前田明という個性をもったレスラー

プロレス界において前田日明の存在は大きかった。
もし前田日明がUWFではなくプロレス界でプロレスをしていたなら?
夢の対決が、数多く実現していたかもしれない。
前田日明VSジャンボ鶴田など、UWF崩壊後ジャイアント馬場から全日本プロレス入団を打診されたが
新日本プロレスとの提携を選んだ前田日明の話は有名である。

アントニオ猪木の命令を受けてUWFに行ったと言われる前田日明。
前田日明にもUWFを選ぶ理由はあったのだが、きっかけは新日本プロレスお家騒動。

前田日明
画像出典元新日本プロレス

前田日明が、そのままプロレスを続けていたらと思うと。新日本のクーデターによりアントニオ猪木より命を受け、UWFに移籍した前田日明。
藤波辰爾(辰巳)や長州力がアントニオ猪木に挑むために、世代闘争を始めたころ
その中でも蹴りやスープレックスを放つ前田日明は異彩だが魅力的なレスラーでファンを魅了していた。

多くの人は、前田日明は最強では?と思っていた。
その前田日明が、新日本プロレスのクーデターに巻きこまれUWFへ移籍。
UWFは当初プロレス団体であったが、格闘技路線の団体へと変化していく。
そのUWFはのちの格闘技団体PRIDEなど格闘技ブーム火付け役になる。




新日本プロレスクーデター

当時の新日本プロレスは、視聴率20%を超す人気団体
長州力、タイガー・マスクなどが人気を博していた
タイガー・マスクの試合で始まり。藤波辰爾VS長州力
メインは、アントニオ猪木と黄金カード、そして高橋ヒロムが言うゴールデンタイムでの放送であった。

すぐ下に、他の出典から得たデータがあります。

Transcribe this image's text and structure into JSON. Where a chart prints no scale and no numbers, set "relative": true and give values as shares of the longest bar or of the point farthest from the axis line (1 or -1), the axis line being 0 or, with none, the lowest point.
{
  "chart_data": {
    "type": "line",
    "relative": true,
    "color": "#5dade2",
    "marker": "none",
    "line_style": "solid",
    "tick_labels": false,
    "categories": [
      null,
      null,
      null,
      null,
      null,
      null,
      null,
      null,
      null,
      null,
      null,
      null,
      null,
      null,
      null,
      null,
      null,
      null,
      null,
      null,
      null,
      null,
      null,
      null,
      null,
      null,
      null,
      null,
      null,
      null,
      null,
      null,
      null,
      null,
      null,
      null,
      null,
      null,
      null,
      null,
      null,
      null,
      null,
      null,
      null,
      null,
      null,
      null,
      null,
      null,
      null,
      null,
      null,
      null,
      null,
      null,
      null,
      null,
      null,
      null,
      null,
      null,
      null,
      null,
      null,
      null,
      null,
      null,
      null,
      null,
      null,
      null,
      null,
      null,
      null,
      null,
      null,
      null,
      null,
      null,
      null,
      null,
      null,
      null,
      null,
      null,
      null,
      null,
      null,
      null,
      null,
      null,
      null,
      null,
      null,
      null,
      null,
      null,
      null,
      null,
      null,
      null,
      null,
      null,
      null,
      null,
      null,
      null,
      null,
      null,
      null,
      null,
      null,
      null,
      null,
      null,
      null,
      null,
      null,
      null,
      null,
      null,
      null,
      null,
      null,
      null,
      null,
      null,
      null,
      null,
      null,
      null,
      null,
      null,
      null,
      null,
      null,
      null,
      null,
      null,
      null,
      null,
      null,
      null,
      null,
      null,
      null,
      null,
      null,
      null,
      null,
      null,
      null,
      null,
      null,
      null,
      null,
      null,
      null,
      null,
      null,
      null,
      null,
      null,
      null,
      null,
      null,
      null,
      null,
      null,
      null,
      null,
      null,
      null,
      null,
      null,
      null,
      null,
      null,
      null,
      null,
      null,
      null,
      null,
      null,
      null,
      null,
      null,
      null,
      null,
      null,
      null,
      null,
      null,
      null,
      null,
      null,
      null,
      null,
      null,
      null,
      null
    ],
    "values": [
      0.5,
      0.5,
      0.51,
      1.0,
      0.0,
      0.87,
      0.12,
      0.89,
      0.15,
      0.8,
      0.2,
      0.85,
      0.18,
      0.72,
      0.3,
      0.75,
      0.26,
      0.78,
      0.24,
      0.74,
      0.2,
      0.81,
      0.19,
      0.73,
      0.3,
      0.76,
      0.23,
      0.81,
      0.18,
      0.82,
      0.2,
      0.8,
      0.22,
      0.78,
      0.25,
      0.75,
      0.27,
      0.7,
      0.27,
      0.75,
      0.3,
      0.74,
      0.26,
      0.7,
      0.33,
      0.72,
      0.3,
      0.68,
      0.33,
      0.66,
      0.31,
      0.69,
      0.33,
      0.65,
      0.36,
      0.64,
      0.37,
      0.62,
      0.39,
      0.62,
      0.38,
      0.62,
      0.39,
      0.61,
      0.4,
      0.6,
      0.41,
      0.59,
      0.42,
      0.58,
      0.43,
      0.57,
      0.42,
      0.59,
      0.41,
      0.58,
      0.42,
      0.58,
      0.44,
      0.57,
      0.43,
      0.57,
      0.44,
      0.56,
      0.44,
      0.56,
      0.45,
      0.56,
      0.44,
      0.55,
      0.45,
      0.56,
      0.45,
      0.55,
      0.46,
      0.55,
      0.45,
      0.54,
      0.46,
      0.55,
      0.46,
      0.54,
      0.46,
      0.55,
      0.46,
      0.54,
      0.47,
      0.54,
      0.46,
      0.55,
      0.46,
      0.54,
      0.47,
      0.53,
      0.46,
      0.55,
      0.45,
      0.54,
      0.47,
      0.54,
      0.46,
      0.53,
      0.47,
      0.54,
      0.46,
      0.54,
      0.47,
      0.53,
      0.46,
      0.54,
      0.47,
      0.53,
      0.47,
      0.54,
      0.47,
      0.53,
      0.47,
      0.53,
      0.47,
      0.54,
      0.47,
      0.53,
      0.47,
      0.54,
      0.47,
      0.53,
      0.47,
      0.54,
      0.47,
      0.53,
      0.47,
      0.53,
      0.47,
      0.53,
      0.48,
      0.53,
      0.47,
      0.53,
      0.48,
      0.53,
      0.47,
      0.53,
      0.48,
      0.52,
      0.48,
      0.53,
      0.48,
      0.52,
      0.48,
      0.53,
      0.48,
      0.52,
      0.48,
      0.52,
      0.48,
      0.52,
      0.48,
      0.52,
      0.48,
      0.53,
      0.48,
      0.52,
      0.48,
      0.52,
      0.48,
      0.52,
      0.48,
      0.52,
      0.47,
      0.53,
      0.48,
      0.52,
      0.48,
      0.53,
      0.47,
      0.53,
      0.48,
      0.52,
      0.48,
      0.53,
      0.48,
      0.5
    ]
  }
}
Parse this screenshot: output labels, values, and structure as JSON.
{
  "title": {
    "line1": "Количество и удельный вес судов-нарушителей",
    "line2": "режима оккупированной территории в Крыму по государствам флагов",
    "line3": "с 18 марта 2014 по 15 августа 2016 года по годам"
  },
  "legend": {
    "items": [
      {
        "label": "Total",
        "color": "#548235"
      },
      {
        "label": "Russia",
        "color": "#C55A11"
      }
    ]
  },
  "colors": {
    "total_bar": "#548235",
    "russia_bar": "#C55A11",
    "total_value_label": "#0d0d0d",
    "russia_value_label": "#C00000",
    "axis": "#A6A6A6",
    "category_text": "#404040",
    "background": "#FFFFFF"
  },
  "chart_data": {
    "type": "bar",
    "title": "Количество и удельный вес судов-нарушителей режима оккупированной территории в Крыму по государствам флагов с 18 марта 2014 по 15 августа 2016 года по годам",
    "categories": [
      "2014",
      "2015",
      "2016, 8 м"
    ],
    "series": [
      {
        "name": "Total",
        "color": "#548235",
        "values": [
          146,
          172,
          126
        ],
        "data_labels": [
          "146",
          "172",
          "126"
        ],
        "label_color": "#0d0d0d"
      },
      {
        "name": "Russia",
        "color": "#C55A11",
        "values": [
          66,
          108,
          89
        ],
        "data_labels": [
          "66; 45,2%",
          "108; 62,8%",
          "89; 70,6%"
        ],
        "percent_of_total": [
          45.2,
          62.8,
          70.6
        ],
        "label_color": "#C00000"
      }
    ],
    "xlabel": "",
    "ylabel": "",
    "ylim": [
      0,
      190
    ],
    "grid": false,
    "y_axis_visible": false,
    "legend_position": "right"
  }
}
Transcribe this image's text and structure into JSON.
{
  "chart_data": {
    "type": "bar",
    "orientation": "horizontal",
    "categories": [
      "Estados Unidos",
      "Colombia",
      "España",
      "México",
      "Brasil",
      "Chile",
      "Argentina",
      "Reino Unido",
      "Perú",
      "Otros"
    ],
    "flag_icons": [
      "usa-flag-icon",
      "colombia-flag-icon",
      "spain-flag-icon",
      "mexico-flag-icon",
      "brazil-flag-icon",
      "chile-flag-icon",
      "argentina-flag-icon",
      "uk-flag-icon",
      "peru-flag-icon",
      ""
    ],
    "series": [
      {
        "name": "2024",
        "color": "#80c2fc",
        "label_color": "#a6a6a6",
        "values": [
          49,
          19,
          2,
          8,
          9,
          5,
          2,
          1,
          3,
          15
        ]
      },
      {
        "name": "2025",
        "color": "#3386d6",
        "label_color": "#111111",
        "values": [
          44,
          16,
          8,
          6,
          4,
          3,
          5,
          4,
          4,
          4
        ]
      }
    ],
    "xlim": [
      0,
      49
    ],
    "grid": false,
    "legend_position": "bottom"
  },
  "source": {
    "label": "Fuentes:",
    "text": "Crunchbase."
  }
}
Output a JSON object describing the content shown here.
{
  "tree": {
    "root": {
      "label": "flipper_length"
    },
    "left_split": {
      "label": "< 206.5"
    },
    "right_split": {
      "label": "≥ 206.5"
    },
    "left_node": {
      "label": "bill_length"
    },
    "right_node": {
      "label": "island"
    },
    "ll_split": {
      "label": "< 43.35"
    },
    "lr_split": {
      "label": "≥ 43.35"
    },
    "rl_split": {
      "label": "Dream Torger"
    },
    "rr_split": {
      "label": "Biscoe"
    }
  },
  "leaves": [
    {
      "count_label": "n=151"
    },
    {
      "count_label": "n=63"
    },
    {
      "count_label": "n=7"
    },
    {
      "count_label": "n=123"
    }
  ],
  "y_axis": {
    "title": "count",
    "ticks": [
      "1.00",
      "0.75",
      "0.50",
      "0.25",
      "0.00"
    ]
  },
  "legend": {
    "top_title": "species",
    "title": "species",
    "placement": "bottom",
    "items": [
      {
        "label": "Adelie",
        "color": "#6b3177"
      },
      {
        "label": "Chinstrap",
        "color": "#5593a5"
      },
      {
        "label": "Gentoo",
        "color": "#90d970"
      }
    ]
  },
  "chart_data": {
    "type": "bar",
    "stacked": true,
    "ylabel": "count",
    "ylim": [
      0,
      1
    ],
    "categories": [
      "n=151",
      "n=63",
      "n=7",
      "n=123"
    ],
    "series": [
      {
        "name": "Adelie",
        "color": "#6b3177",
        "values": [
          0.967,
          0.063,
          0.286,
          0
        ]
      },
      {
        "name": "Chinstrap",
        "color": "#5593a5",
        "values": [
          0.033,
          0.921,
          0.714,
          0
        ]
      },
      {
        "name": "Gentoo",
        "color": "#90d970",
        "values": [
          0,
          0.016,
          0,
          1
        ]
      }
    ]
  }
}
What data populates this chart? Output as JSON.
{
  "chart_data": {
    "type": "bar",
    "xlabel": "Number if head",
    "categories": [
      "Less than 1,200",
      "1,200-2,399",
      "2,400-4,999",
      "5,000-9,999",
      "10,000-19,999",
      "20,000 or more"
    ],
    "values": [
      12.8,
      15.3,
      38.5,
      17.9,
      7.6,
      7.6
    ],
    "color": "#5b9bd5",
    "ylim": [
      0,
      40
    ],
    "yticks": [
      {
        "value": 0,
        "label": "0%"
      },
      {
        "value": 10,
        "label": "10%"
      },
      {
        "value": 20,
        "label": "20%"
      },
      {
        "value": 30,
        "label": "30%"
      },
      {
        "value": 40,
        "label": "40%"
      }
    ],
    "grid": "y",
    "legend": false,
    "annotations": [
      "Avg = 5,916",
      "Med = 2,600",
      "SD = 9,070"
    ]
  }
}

しかし、アントニオ猪木が、新日本の利益を自分の会社につぎ込んでいると言う噂が。
アントニオ猪木の起こした事業失敗の負債を新日本の利益から補っている、アントニオ猪木の私的流用が表ざたに。

新日本プロレスの中でフロントも交えて、クーデターが起きる、プロレスラーが経営とエースを務めていた悲劇。
結果タイガー・マスク、藤波辰巳(辰爾)、長州力などが反発した。

アントニオ猪木は社長を退任側近の、新間久も謹慎となる
しかし、テレビ局側が猪木が退陣するとテレビ放送打ち切りを宣言。
クーデターは失敗に終わる事になった。

そこで、アントニオ猪木は新たな資金源が必要となりフジテレビと契約するため
新団体、UWFを作る構想。
後でUWFへ行くと言い残し、前田日明などを新団体UWFに送り込んだアントニオ猪木。
事の真相は定かではないが新日本プロレスから不可解な形でUWFへ移籍した前田日明が存在した。

しかし現実は、UWF旗揚げの時に、アントニオ猪木側近新間氏がいた事や、新日本の選手が試合に出場しUWFへ移籍した。
旗揚げ戦には、アントニオ猪木は、当然参加せず、前田日明の師匠藤原喜明と高田伸彦が参加した。
新日本プロレス本隊は、何食わぬ顔で長州力率いる維新軍と抗争を展開していた。
昭和、平成、令和と現役を続ける藤波辰爾、前田日明が語る長州力と前田日明は藤波辰爾の作品だった。
前田日明のUWFとは?疑問だらけであった。しかし前田日明のUWF旗揚げ戦で見た光景は
スパーリングのような関節技を取り合う試合が展開された。
明らかに凡戦しかしこのスタイルの進化がUWF伝説を作っていく事となる。